RELEVANT TANGENT: The Maltese example, I think, might be a key for me to understanding my Lebowski love. I didn’t get the story in Huston’s movie right away, but I was instantly impressed with the camerawork, the pace, and the attitude of the lead. That Spade could be so emotionally removed as to almost gleefully have his dead partner’s name scraped from the door, or that nearly every move he makes is orchestrated with blatant self-interest, or that he would send the female lead – and our expectations for that storyline – up the river at the end of the movie, was a revelation to me.

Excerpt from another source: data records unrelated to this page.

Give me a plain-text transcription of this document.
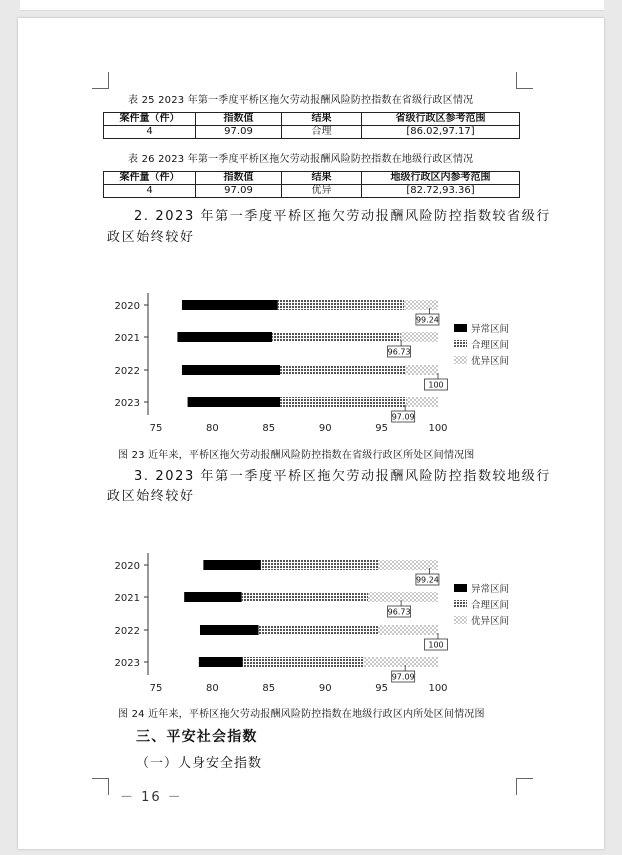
表 25 2023 年第一季度平桥区拖欠劳动报酬风险防控指数在省级行政区情况
案件量（件）	指数值	结果	省级行政区参考范围
4	97.09	合理	[86.02,97.17]
表 26 2023 年第一季度平桥区拖欠劳动报酬风险防控指数在地级行政区情况
案件量（件）	指数值	结果	地级行政区内参考范围
4	97.09	优异	[82.72,93.36]
2. 2023 年第一季度平桥区拖欠劳动报酬风险防控指数较省级行
政区始终较好
2020
2021
2022
2023
99.24
96.73
100
97.09
75	80	85	90	95	100
异常区间
合理区间
优异区间
图 23 近年来，平桥区拖欠劳动报酬风险防控指数在省级行政区所处区间情况图
3. 2023 年第一季度平桥区拖欠劳动报酬风险防控指数较地级行
政区始终较好
2020
2021
2022
2023
99.24
96.73
100
97.09
75	80	85	90	95	100
异常区间
合理区间
优异区间
图 24 近年来，平桥区拖欠劳动报酬风险防控指数在地级行政区内所处区间情况图
三、平安社会指数
（一）人身安全指数
－ 16 －
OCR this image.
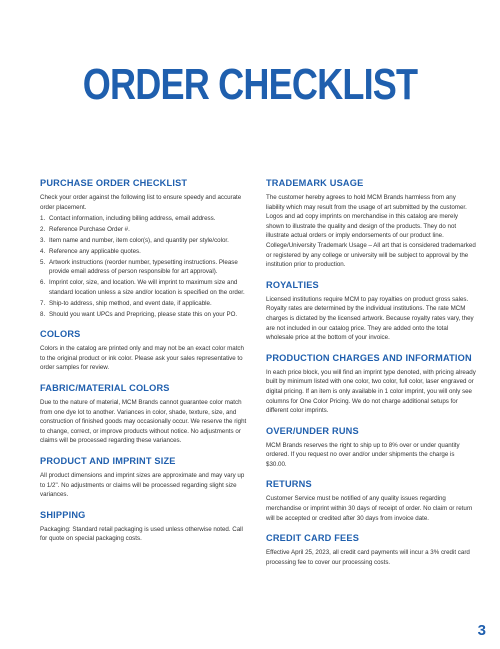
ORDER CHECKLIST
PURCHASE ORDER CHECKLIST

Check your order against the following list to ensure speedy and accurate order placement.

1. Contact information, including billing address, email address.
2. Reference Purchase Order #.
3. Item name and number, item color(s), and quantity per style/color.
4. Reference any applicable quotes.
5. Artwork instructions (reorder number, typesetting instructions. Please provide email address of person responsible for art approval).
6. Imprint color, size, and location. We will imprint to maximum size and standard location unless a size and/or location is specified on the order.
7. Ship-to address, ship method, and event date, if applicable.
8. Should you want UPCs and Prepricing, please state this on your PO.
COLORS

Colors in the catalog are printed only and may not be an exact color match to the original product or ink color. Please ask your sales representative to order samples for review.

FABRIC/MATERIAL COLORS

Due to the nature of material, MCM Brands cannot guarantee color match from one dye lot to another. Variances in color, shade, texture, size, and construction of finished goods may occasionally occur. We reserve the right to change, correct, or improve products without notice. No adjustments or claims will be processed regarding these variances.

PRODUCT AND IMPRINT SIZE

All product dimensions and imprint sizes are approximate and may vary up to 1/2". No adjustments or claims will be processed regarding slight size variances.

SHIPPING

Packaging: Standard retail packaging is used unless otherwise noted. Call for quote on special packaging costs.

TRADEMARK USAGE

The customer hereby agrees to hold MCM Brands harmless from any liability which may result from the usage of art submitted by the customer. Logos and ad copy imprints on merchandise in this catalog are merely shown to illustrate the quality and design of the products. They do not illustrate actual orders or imply endorsements of our product line. College/University Trademark Usage – All art that is considered trademarked or registered by any college or university will be subject to approval by the institution prior to production.

ROYALTIES

Licensed institutions require MCM to pay royalties on product gross sales. Royalty rates are determined by the individual institutions. The rate MCM charges is dictated by the licensed artwork. Because royalty rates vary, they are not included in our catalog price. They are added onto the total wholesale price at the bottom of your invoice.

PRODUCTION CHARGES AND INFORMATION

In each price block, you will find an imprint type denoted, with pricing already built by minimum listed with one color, two color, full color, laser engraved or digital pricing. If an item is only available in 1 color imprint, you will only see columns for One Color Pricing. We do not charge additional setups for different color imprints.

OVER/UNDER RUNS

MCM Brands reserves the right to ship up to 8% over or under quantity ordered. If you request no over and/or under shipments the charge is $30.00.

RETURNS

Customer Service must be notified of any quality issues regarding merchandise or imprint within 30 days of receipt of order. No claim or return will be accepted or credited after 30 days from invoice date.

CREDIT CARD FEES

Effective April 25, 2023, all credit card payments will incur a 3% credit card processing fee to cover our processing costs.

3
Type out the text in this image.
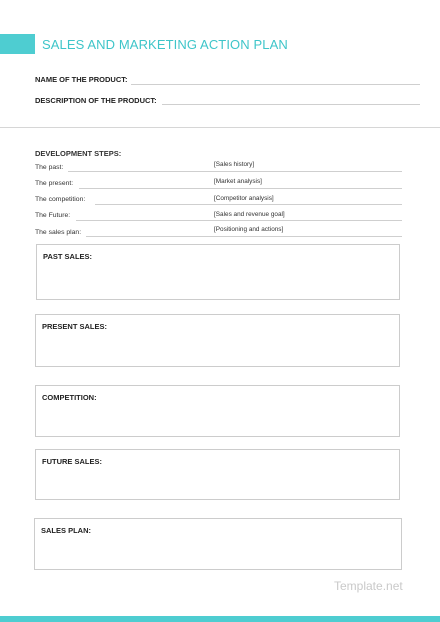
SALES AND MARKETING ACTION PLAN
NAME OF THE PRODUCT:
DESCRIPTION OF THE PRODUCT:
DEVELOPMENT STEPS:
The past:	[Sales history]
The present:	[Market analysis]
The competition:	[Competitor analysis]
The Future:	[Sales and revenue goal]
The sales plan:	[Positioning and actions]
PAST SALES:
PRESENT SALES:
COMPETITION:
FUTURE SALES:
SALES PLAN:
Template.net
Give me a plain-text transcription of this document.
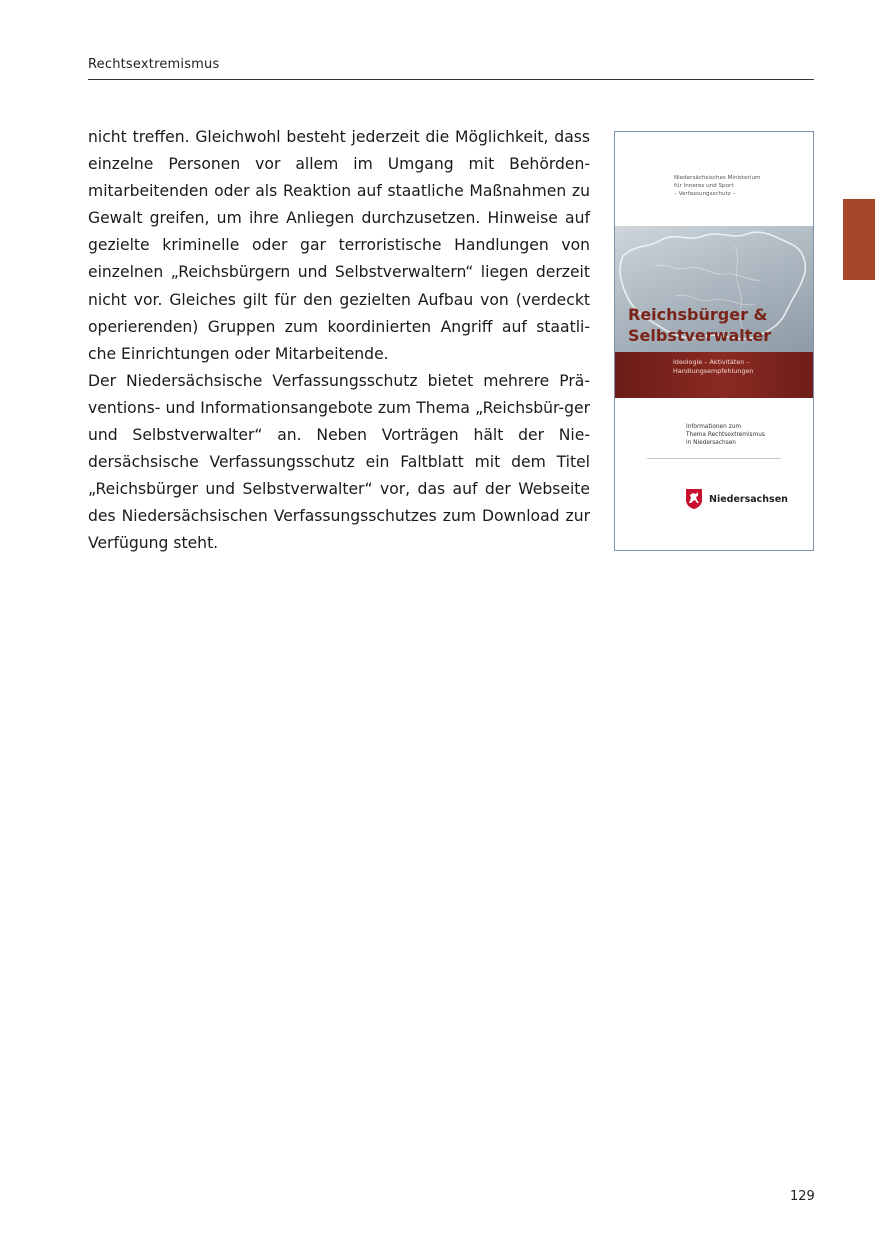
Rechtsextremismus

nicht treffen. Gleichwohl besteht jederzeit die Möglichkeit, dass einzelne Personen vor allem im Umgang mit Behörden-mitarbeitenden oder als Reaktion auf staatliche Maßnahmen zu Gewalt greifen, um ihre Anliegen durchzusetzen. Hinweise auf gezielte kriminelle oder gar terroristische Handlungen von einzelnen „Reichsbürgern und Selbstverwaltern“ liegen derzeit nicht vor. Gleiches gilt für den gezielten Aufbau von (verdeckt operierenden) Gruppen zum koordinierten Angriff auf staatli-che Einrichtungen oder Mitarbeitende.

Der Niedersächsische Verfassungsschutz bietet mehrere Prä-ventions- und Informationsangebote zum Thema „Reichsbür-ger und Selbstverwalter“ an. Neben Vorträgen hält der Nie-dersächsische Verfassungsschutz ein Faltblatt mit dem Titel „Reichsbürger und Selbstverwalter“ vor, das auf der Webseite des Niedersächsischen Verfassungsschutzes zum Download zur Verfügung steht.

Niedersächsisches Ministerium
für Inneres und Sport
– Verfassungsschutz –
Reichsbürger &
Selbstverwalter
Ideologie – Aktivitäten –
Handlungsempfehlungen
Informationen zum
Thema Rechtsextremismus
in Niedersachsen
Niedersachsen
129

And that Spade does all these things inside Huston’s frame, so fluid and sure, made the movie entertaining and satisfying, even without, for me, being initially decipherable.
Likewise – and this is me repeating what others have said over and over – the Coens know their frame, and that’s my front door into liking this movie. The slide rule exactness of their images and the pitch purity of their dialogue make any Coen Brothers movie impossible for me to resist watching again. (Though Burn After Reading is testing this once more.) Lebowski offered me at least that much on first viewing, so I dove in a second time… and a third.
WHAT I LEARNED
It wasn’t until that third viewing that I started to see past the things I found so off-putting. Those bumps were still there, but something more was rising up from behind the bombast. I don’t want to overstate it (it’s still just The Big Lebowski), but I started to understand the chemistry among the three lead characters. More so than the plot – it meanders – and more so than the secondary characters – they are ultimately just incredibly well-drawn ornaments – and more so than the infectious lethargy – it’s infectious, but still lethargic – it’s the very rigidity of the disparate sides of the central triangle that give the movie its fundamental strength. (There, I overstated it anyway.)
Meaning: Walter cannot stray from the belligerent ogre that he is; The Dude cannot stray from the cantankerous slug-abed that he is; and Donny cannot suddenly be “in his element”, without one of the basic tenants of the movie coming apart. And that is that friends are friends not because of their similarities – and not even because of the way they can “change” each other. Their similarities, a love for bowling in this case, can certainly bring them together. But what makes them friends is their willingness to remain together in the midst of a common, challenging goal – the search for the rug that dreams are made of – even while their weakest characteristics are at the fore throughout.
Finally, please don’t think I come back to the movie again and again because it reminds me of the perfect definition of friendship. No, I still come back because I love the Coen Brothers, because Jeff Bridges is awesome, and because it’s smartly funny. But recognizing the greatness of the film’s structure, and how all those beautifully rendered branches sprout from it, helps deepen the satisfaction of watching a guy take a crowbar to a Corvette.